85th AMS Annual Meeting

Tuesday, 11 January 2005
Large-scale atmospheric circulation associated with northwesterly surface wind along the Central and Southern California coasts
Stephen V. Taylor, SIO/Univ. of California and Hydrologic Research Center, La Jolla, CA; and N. E. Graham, D. R. Cayan, and K. P. Georgakakos
Spatially and temporally coherent northwesterly wind characterizes the climate of coastal California. Coastal waters experience strong, frequent and persistent northwesterly surface wind, especially in spring and summer. Even though land-falling extra-tropical cyclones commonly occur in winter in Northern California, highest monthly mean wind speeds occur in late spring. Monthly mean wind speeds are greatest in summer for some Central and Southern California coastal waters. In spring and summer, wind measured at buoys 20-220 km (10-120 nm) offshore the California coast from Oregon to the Mexican border can exceed 10 m/s (20 knots) for days to weeks at a time. Wind speeds occasionally exceed 15 m/s (30 knots) from the northwest producing hazardous seas that pose significant risk to commercial, recreational, scientific, and naval operations.

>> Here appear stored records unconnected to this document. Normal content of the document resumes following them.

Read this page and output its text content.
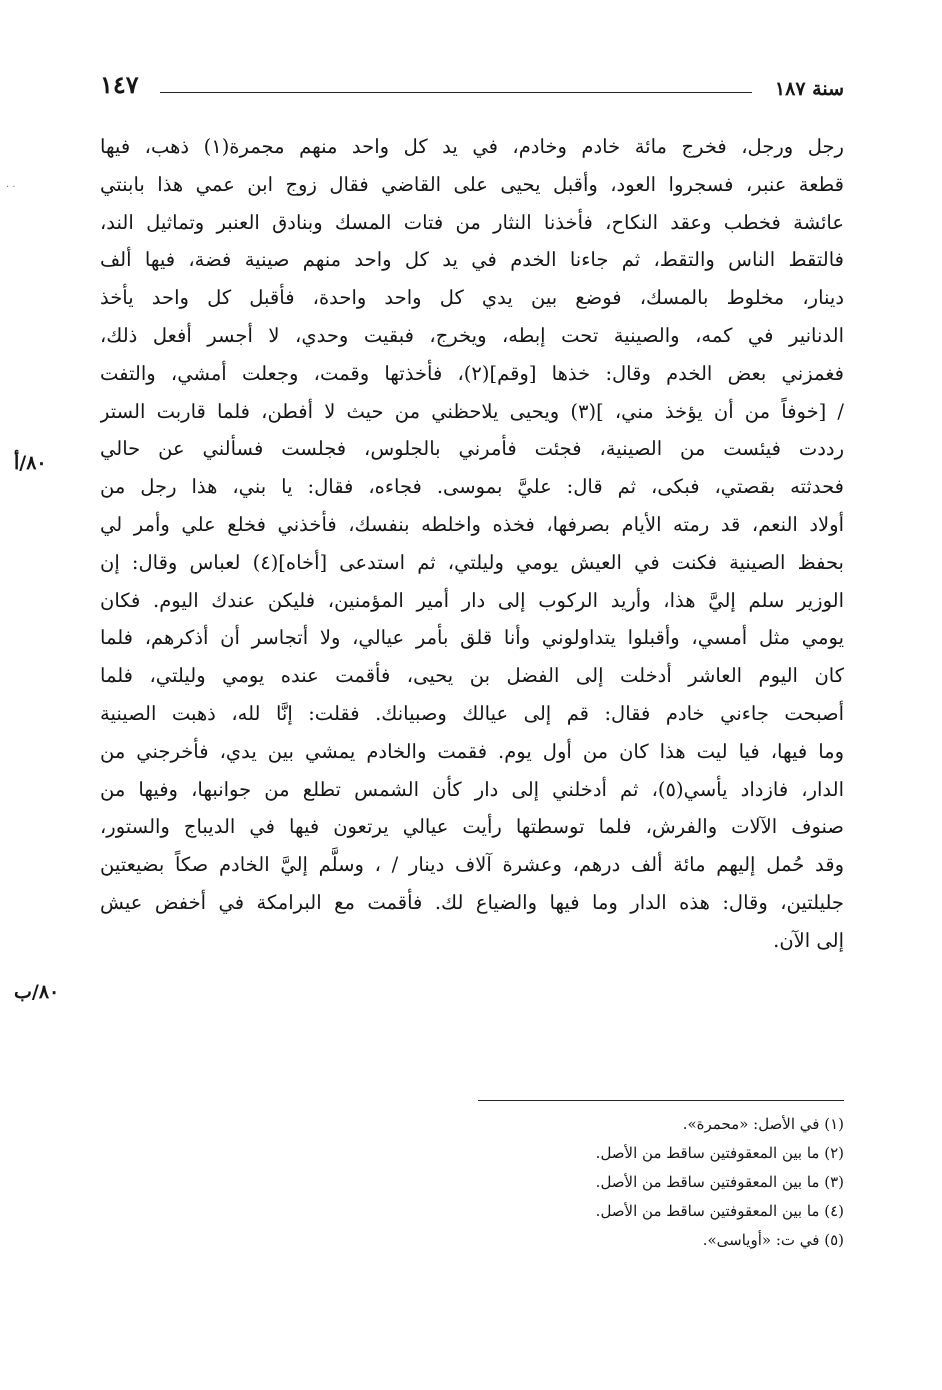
سنة ١٨٧
١٤٧
· ·
رجل ورجل، فخرج مائة خادم وخادم، في يد كل واحد منهم مجمرة(١) ذهب، فيها
قطعة عنبر، فسجروا العود، وأقبل يحيى على القاضي فقال زوج ابن عمي هذا بابنتي
عائشة فخطب وعقد النكاح، فأخذنا النثار من فتات المسك وبنادق العنبر وتماثيل الند،
فالتقط الناس والتقط، ثم جاءنا الخدم في يد كل واحد منهم صينية فضة، فيها ألف
دينار، مخلوط بالمسك، فوضع بين يدي كل واحد واحدة، فأقبل كل واحد يأخذ
الدنانير في كمه، والصينية تحت إبطه، ويخرج، فبقيت وحدي، لا أجسر أفعل ذلك،
فغمزني بعض الخدم وقال: خذها [وقم](٢)، فأخذتها وقمت، وجعلت أمشي، والتفت
/ [خوفاً من أن يؤخذ مني، ](٣) ويحيى يلاحظني من حيث لا أفطن، فلما قاربت الستر
رددت فيئست من الصينية، فجئت فأمرني بالجلوس، فجلست فسألني عن حالي
فحدثته بقصتي، فبكى، ثم قال: عليَّ بموسى. فجاءه، فقال: يا بني، هذا رجل من
أولاد النعم، قد رمته الأيام بصرفها، فخذه واخلطه بنفسك، فأخذني فخلع علي وأمر لي
بحفظ الصينية فكنت في العيش يومي وليلتي، ثم استدعى [أخاه](٤) لعباس وقال: إن
الوزير سلم إليَّ هذا، وأريد الركوب إلى دار أمير المؤمنين، فليكن عندك اليوم. فكان
يومي مثل أمسي، وأقبلوا يتداولوني وأنا قلق بأمر عيالي، ولا أتجاسر أن أذكرهم، فلما
كان اليوم العاشر أدخلت إلى الفضل بن يحيى، فأقمت عنده يومي وليلتي، فلما
أصبحت جاءني خادم فقال: قم إلى عيالك وصبيانك. فقلت: إنَّا لله، ذهبت الصينية
وما فيها، فيا ليت هذا كان من أول يوم. فقمت والخادم يمشي بين يدي، فأخرجني من
الدار، فازداد يأسي(٥)، ثم أدخلني إلى دار كأن الشمس تطلع من جوانبها، وفيها من
صنوف الآلات والفرش، فلما توسطتها رأيت عيالي يرتعون فيها في الديباج والستور،
وقد حُمل إليهم مائة ألف درهم، وعشرة آلاف دينار / ، وسلَّم إليَّ الخادم صكاً بضيعتين
جليلتين، وقال: هذه الدار وما فيها والضياع لك. فأقمت مع البرامكة في أخفض عيش
إلى الآن.
٨٠/أ
٨٠/ب
(١) في الأصل: «محمرة».
(٢) ما بين المعقوفتين ساقط من الأصل.
(٣) ما بين المعقوفتين ساقط من الأصل.
(٤) ما بين المعقوفتين ساقط من الأصل.
(٥) في ت: «أوياسى».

Strong and persistent surface northwesterly wind along the California coast in spring and summer can be traced to large-scale forcing. Synoptic and seasonal changes in the large-scale pressure pattern often lead to an intensification of the surface pressure gradient, which drives enhanced northerly wind flow along the coast. Northwesterly wind events continue from spring through summer despite substantial changes in surface and upper atmospheric circulation patterns. Spring wind events are associated with a relatively strong, zonal upper-level jet over California and passage of frontal storms into the continental US well north of California. Summer wind events involve subtle adjustments to the position of the quasi-stationary Eastern North Pacific High pressure system and the thermal trough over the extreme southwest US. The large-scale surface and upper-level circulation associated with the onset, peak, and decay of wind events in each season is highlighted using National Centers of Environmental Prediciton (NCEP) Reanalysis fields. A companion paper presents a climatology of spring and summer wind speed and direction along the California coast based on coastal and offshore buoy data over the last 20+ years.